Projet de loi sur la grève

Face à grogne syndicale, le ministre du Travail et de l’Insertion professionnelle a décidé de reporter l’examen du projet de loi organique relatif au droit de grève, à une date indéterminée. Ce report intervient à la veille de la présentation du texte gouvernemental devant la commission parlementaire des secteurs sociaux à la Chambre des représentants, qui était programmée pour aujourd’hui mercredi 16 septembre.

Selon nos sources, c’est le ministre Mohamed Amekraz qui a annoncé, hier mardi,  ce report, lors d’une réunion avec les centrales syndicales.

Mais dès le départ, la décision du gouvernement de transférer le projet de loi sur la grève devant la commission compétente à la chambre des représentants a suscité la colère des syndicats. L’union marocaine du travail (UMT) est montée au créneau pour dénoncer cette décision gouvernementale, qualifiée d’unilatérale qui va à l’encontre des intérêts des travailleurs.

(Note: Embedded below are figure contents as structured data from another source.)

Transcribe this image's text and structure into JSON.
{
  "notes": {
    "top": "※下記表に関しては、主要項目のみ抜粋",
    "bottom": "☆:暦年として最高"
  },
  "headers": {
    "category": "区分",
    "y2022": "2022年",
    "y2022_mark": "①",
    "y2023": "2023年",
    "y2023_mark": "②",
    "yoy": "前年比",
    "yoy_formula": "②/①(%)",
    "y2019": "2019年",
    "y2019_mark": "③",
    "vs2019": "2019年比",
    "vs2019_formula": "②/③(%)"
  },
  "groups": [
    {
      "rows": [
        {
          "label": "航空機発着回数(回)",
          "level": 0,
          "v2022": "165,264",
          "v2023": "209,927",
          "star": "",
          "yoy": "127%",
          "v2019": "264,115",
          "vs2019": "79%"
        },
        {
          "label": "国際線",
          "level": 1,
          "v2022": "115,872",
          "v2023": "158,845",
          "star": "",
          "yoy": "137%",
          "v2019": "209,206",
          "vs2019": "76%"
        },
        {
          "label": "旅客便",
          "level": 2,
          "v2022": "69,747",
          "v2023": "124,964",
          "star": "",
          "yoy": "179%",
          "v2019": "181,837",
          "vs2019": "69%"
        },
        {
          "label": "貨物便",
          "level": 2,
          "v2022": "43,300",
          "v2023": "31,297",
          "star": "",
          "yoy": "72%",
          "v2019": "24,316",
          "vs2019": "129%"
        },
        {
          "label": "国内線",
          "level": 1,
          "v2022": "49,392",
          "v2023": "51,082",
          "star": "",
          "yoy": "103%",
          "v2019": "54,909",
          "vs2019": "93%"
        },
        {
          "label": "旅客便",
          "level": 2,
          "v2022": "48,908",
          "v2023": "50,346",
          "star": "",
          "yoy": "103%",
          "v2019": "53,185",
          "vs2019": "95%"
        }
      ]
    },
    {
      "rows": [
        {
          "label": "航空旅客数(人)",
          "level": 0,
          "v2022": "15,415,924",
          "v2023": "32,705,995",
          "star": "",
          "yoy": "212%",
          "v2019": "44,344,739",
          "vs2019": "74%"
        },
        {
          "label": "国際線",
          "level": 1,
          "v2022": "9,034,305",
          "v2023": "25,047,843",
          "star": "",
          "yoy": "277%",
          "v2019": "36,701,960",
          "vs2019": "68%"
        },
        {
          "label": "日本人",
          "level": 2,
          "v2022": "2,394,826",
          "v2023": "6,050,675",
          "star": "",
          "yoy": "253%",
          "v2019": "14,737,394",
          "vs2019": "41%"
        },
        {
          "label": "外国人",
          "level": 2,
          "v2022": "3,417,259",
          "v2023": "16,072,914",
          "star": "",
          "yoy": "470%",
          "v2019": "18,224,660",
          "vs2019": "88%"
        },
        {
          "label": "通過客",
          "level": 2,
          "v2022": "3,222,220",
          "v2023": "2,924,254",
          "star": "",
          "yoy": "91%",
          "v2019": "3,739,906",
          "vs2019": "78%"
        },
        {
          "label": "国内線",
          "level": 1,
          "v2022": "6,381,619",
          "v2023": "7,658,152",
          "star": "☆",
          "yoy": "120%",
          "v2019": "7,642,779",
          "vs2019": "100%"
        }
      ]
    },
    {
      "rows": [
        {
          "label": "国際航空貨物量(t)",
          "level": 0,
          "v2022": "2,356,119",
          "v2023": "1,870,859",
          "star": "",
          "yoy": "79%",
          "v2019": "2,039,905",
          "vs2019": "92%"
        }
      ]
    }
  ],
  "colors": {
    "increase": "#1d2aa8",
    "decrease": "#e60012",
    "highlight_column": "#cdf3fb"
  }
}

Dans un communiqué rendu public, le secrétariat général de l’UMT appelle le gouvernement à retirer immédiatement le projet en question et relancer le dialogue social pour pouvoir débattre du texte avant son entrée dans le circuit législatif. A ce propos, la centrale syndicale considère cette attitude gouvernementale comme une provocation qui menace la paix sociale et les droits des travailleurs dans cette conjoncture de crise pandémique.

Elle accuse également l’Exécutif d’avoir exploité cette conjoncture pandémique pour bafouer les droits des travailleurs et d’agir en vue de servir les intérêts du patronat. Ce qui laisse entendre que les négociations entamées, autour dudit projet entre le gouvernement, les centrales syndicales les plus représentatives et la confédération générale des entreprises du Maroc (CGEM) divergent toujours.

Car, ce projet a été déjà reporté à plusieurs reprises en raison des désaccords entre les différents partenaires. Le gouvernement s’était engagé à mener des négociations avec l’ensemble des parties autant que cela s’avérera nécessaire afin d’arriver à un compromis. Mais enfin de compte, l’Exécutif a introduit le projet de discorde dans le circuit législatif sans passer par l’institution du dialogue social. Rappelons que le gouvernement avait déjà présenté sa vision du droit à la grève dans laquelle l’Exécutif favorise la médiation comme principe fondamental au règlement des conflits. Selon cette vision gouvernementale, la grève devait émaner d’une décision prise par la majorité des salariés et validée par un vote secret.

De même, elle ne doit pas empiéter sur les services dans certains secteurs, interdite si le secteur est qualifié de vital et suspendue en cas «d’état de crise nationale». L’Exécutif entend ainsi instaurer un équilibre entre le droit de «faire la grève» et celui de travailler pour ceux qui le souhaitent, tout en prenant en compte la nature de certains secteurs et la situation générale dans le pays. Ce pack n’a pas séduit les syndicats et le patronat qui l’ont rejeté en bloc.

Ce qui pousse à croire que ledit projet a peu de chances d’être validé par le circuit législatif avant la fin de cette cinquième année législative de la dixième législature.